Our prison population growth rate is seven times bigger than the annual population growth rate of 1.95 percent, Recto said. Feeding, housing and guarding 76,306 inmates crammed in 427 Bureau of Jail Management and Penology-run jails will cost taxpayers P3.27 billion next year, Recto said. Caring for another 34,770 prisoners committed to seven Bureau of Corrections (BuCor) prisons and penal colonies will cost an additional P1.03 billion next year, Recto added, citing 2007 budget documents Malacanang has submitted to Congress. Persons being tried in courts or those already with light jail terms are sent to BJMP facilities while those sentenced for graver offenses are transported to Muntinlupa and six other BuCor prisons. The cost of keeping a detainee behind bars is a staggering P38,712 a year, Recto said. In comparison, our per capita health budget, using generous assumptions, is only P258 a year Keeping a student in school for a year, at a cost of P7,450, is a lot cheaper than keeping a person behind bars, he said , to referring to DepEds P134 billion budget for 18 million students next year. With more people ending up in jails of BJMP every year it handled 42,000 inmates in just 36 months sardine can-type accommodations in jailhouses is becoming more of an understatement. Recto illustrated this by citing these data: Total BJMP cell space is a mere 92,292 square meters nationwide, or a per prisoner jail space of 1.6 square meters. Literally, tig-isang dipa bawat preso, on the average, he added. On the BuCor front, five of the seven prisons are congested, with Muntinlupa, built for 8,700 but now home to 18,845, reporting a more than 200 percent overcapacity, he said. The growth of prison population triggers a corresponding growth in the budget of jail services, Recto said.
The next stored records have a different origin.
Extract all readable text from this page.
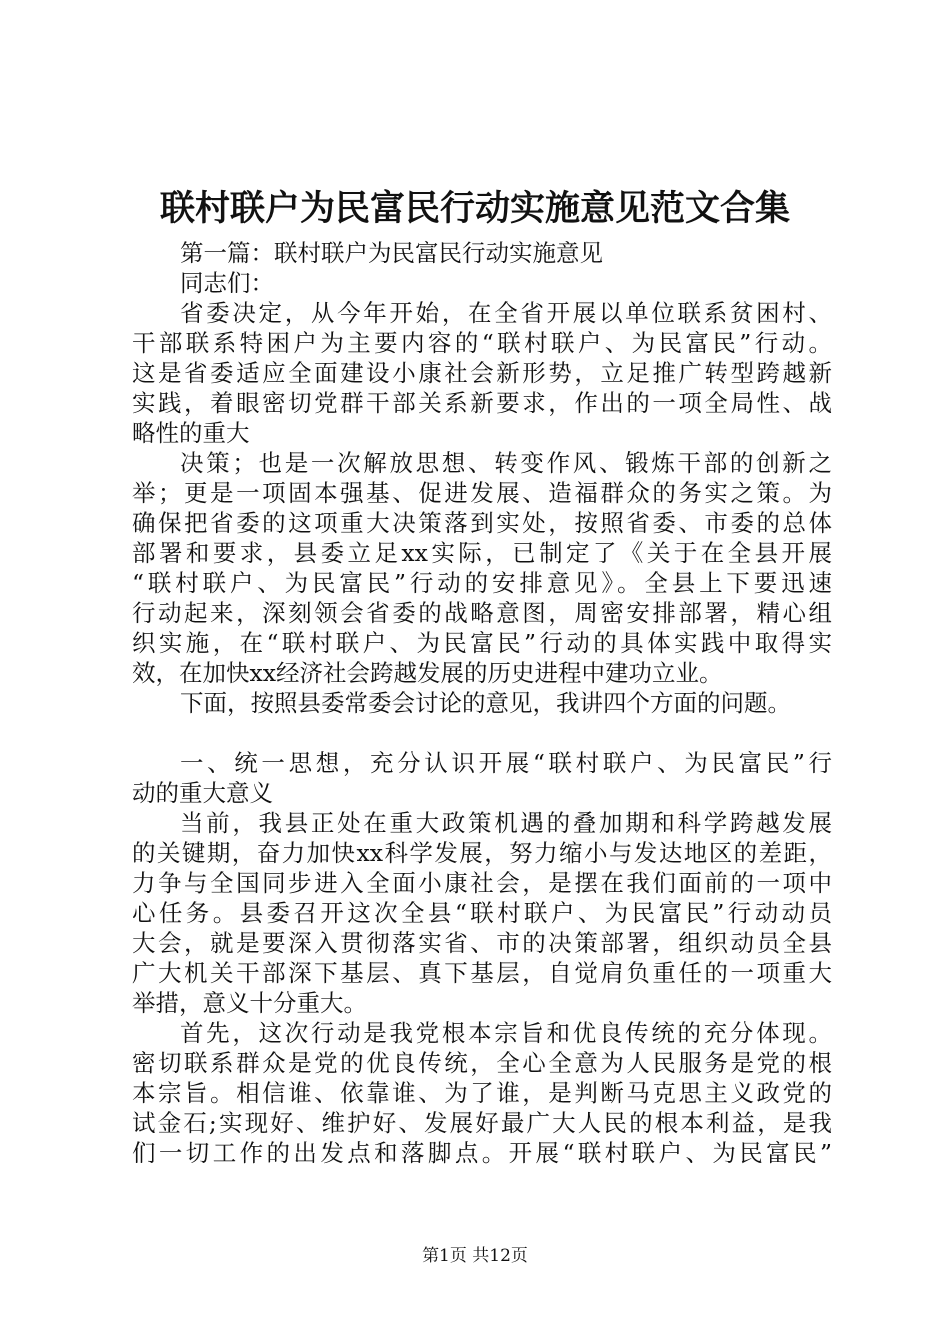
联村联户为民富民行动实施意见范文合集
第一篇：联村联户为民富民行动实施意见
同志们：
省委决定，从今年开始，在全省开展以单位联系贫困村、
干部联系特困户为主要内容的“联村联户、为民富民”行动。
这是省委适应全面建设小康社会新形势，立足推广转型跨越新
实践，着眼密切党群干部关系新要求，作出的一项全局性、战
略性的重大
决策；也是一次解放思想、转变作风、锻炼干部的创新之
举；更是一项固本强基、促进发展、造福群众的务实之策。为
确保把省委的这项重大决策落到实处，按照省委、市委的总体
部署和要求，县委立足xx实际，已制定了《关于在全县开展
“联村联户、为民富民”行动的安排意见》。全县上下要迅速
行动起来，深刻领会省委的战略意图，周密安排部署，精心组
织实施，在“联村联户、为民富民”行动的具体实践中取得实
效，在加快xx经济社会跨越发展的历史进程中建功立业。
下面，按照县委常委会讨论的意见，我讲四个方面的问题。
一、统一思想，充分认识开展“联村联户、为民富民”行
动的重大意义
当前，我县正处在重大政策机遇的叠加期和科学跨越发展
的关键期，奋力加快xx科学发展，努力缩小与发达地区的差距，
力争与全国同步进入全面小康社会，是摆在我们面前的一项中
心任务。县委召开这次全县“联村联户、为民富民”行动动员
大会，就是要深入贯彻落实省、市的决策部署，组织动员全县
广大机关干部深下基层、真下基层，自觉肩负重任的一项重大
举措，意义十分重大。
首先，这次行动是我党根本宗旨和优良传统的充分体现。
密切联系群众是党的优良传统，全心全意为人民服务是党的根
本宗旨。相信谁、依靠谁、为了谁，是判断马克思主义政党的
试金石;实现好、维护好、发展好最广大人民的根本利益，是我
们一切工作的出发点和落脚点。开展“联村联户、为民富民”
第1页 共12页
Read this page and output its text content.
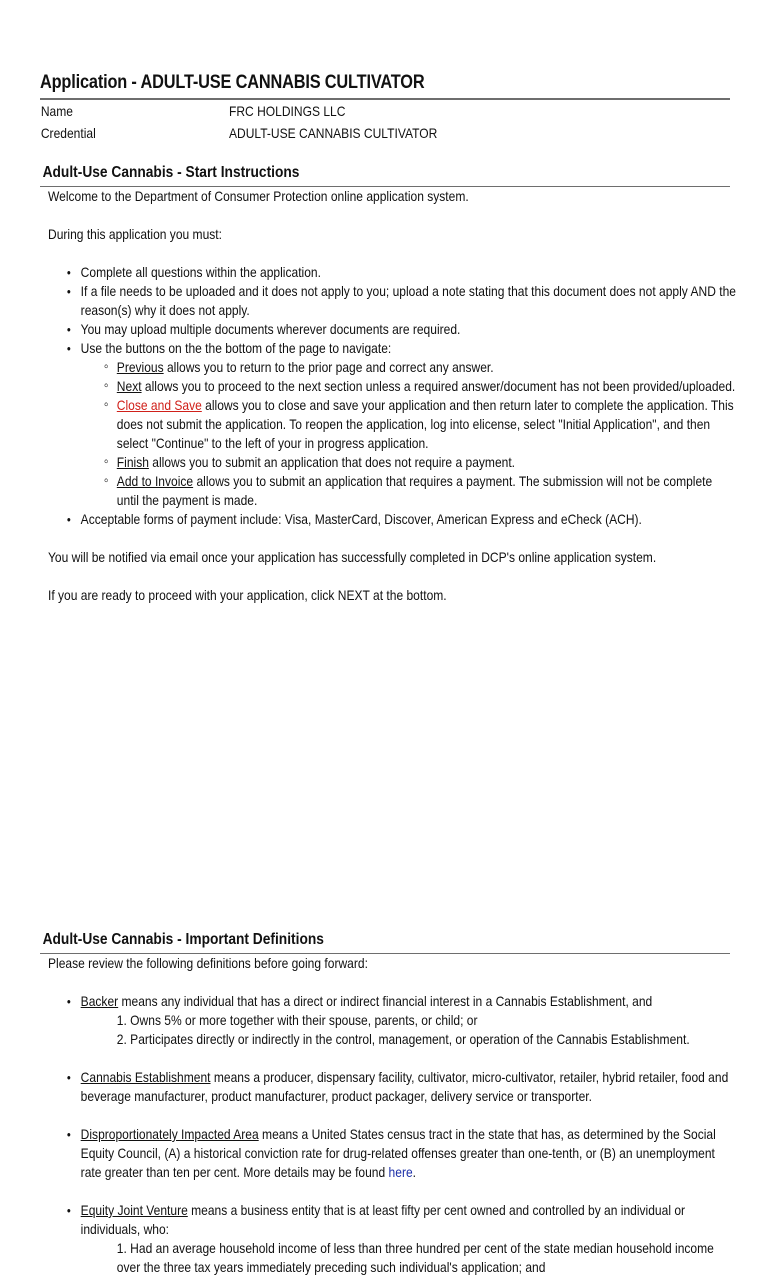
Application - ADULT-USE CANNABIS CULTIVATOR
Name	FRC HOLDINGS LLC
Credential	ADULT-USE CANNABIS CULTIVATOR
Adult-Use Cannabis - Start Instructions

Welcome to the Department of Consumer Protection online application system.

During this application you must:

• Complete all questions within the application.
• If a file needs to be uploaded and it does not apply to you; upload a note stating that this document does not apply AND the reason(s) why it does not apply.
• You may upload multiple documents wherever documents are required.
• Use the buttons on the the bottom of the page to navigate:
◦ Previous allows you to return to the prior page and correct any answer.
◦ Next allows you to proceed to the next section unless a required answer/document has not been provided/uploaded.
◦ Close and Save allows you to close and save your application and then return later to complete the application. This does not submit the application. To reopen the application, log into elicense, select "Initial Application", and then select "Continue" to the left of your in progress application.
◦ Finish allows you to submit an application that does not require a payment.
◦ Add to Invoice allows you to submit an application that requires a payment. The submission will not be complete until the payment is made.
• Acceptable forms of payment include: Visa, MasterCard, Discover, American Express and eCheck (ACH).

You will be notified via email once your application has successfully completed in DCP's online application system.

If you are ready to proceed with your application, click NEXT at the bottom.

Adult-Use Cannabis - Important Definitions

Please review the following definitions before going forward:

• Backer means any individual that has a direct or indirect financial interest in a Cannabis Establishment, and
1. Owns 5% or more together with their spouse, parents, or child; or
2. Participates directly or indirectly in the control, management, or operation of the Cannabis Establishment.
• Cannabis Establishment means a producer, dispensary facility, cultivator, micro-cultivator, retailer, hybrid retailer, food and beverage manufacturer, product manufacturer, product packager, delivery service or transporter.
• Disproportionately Impacted Area means a United States census tract in the state that has, as determined by the Social Equity Council, (A) a historical conviction rate for drug-related offenses greater than one-tenth, or (B) an unemployment rate greater than ten per cent. More details may be found here.
• Equity Joint Venture means a business entity that is at least fifty per cent owned and controlled by an individual or individuals, who:
1. Had an average household income of less than three hundred per cent of the state median household income over the three tax years immediately preceding such individual's application; and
On the other hand, the P420 million proposed hike in the BJMP budget would allow it to buy more medicine (P19 million), food (P352 million), firearms and handcuffs (P16.5 million) and hire 500 additional guards (P95 million). But these new investments are not enough to cope with rising prison population, Recto said. Prisoners make do with a P40 daily food budget. In BuCor, there is only one guard per 24 prisoners, and in many BJMP jails, inmates sleep in shifts - and if not on the rafters, then by standing up. However, solving jail and prison congestion does not necessarily require the building of more jails, Recto pointed out. It should be a confluence of several moves.

We should declog courts of cases. Lower courts ended 2004 with 776,529 pending cases. With 376,889 added in 2005, the total cases handled by lower courts reached an all-time high of 1,219,706 that year, he said. We should also slowly adopt, even on a pilot basis, community service as alternative to detention, or as a way of reducing jail time. We can tap millions of manhours for city sanitation activities, even in the building of infrastructure, Recto concluded.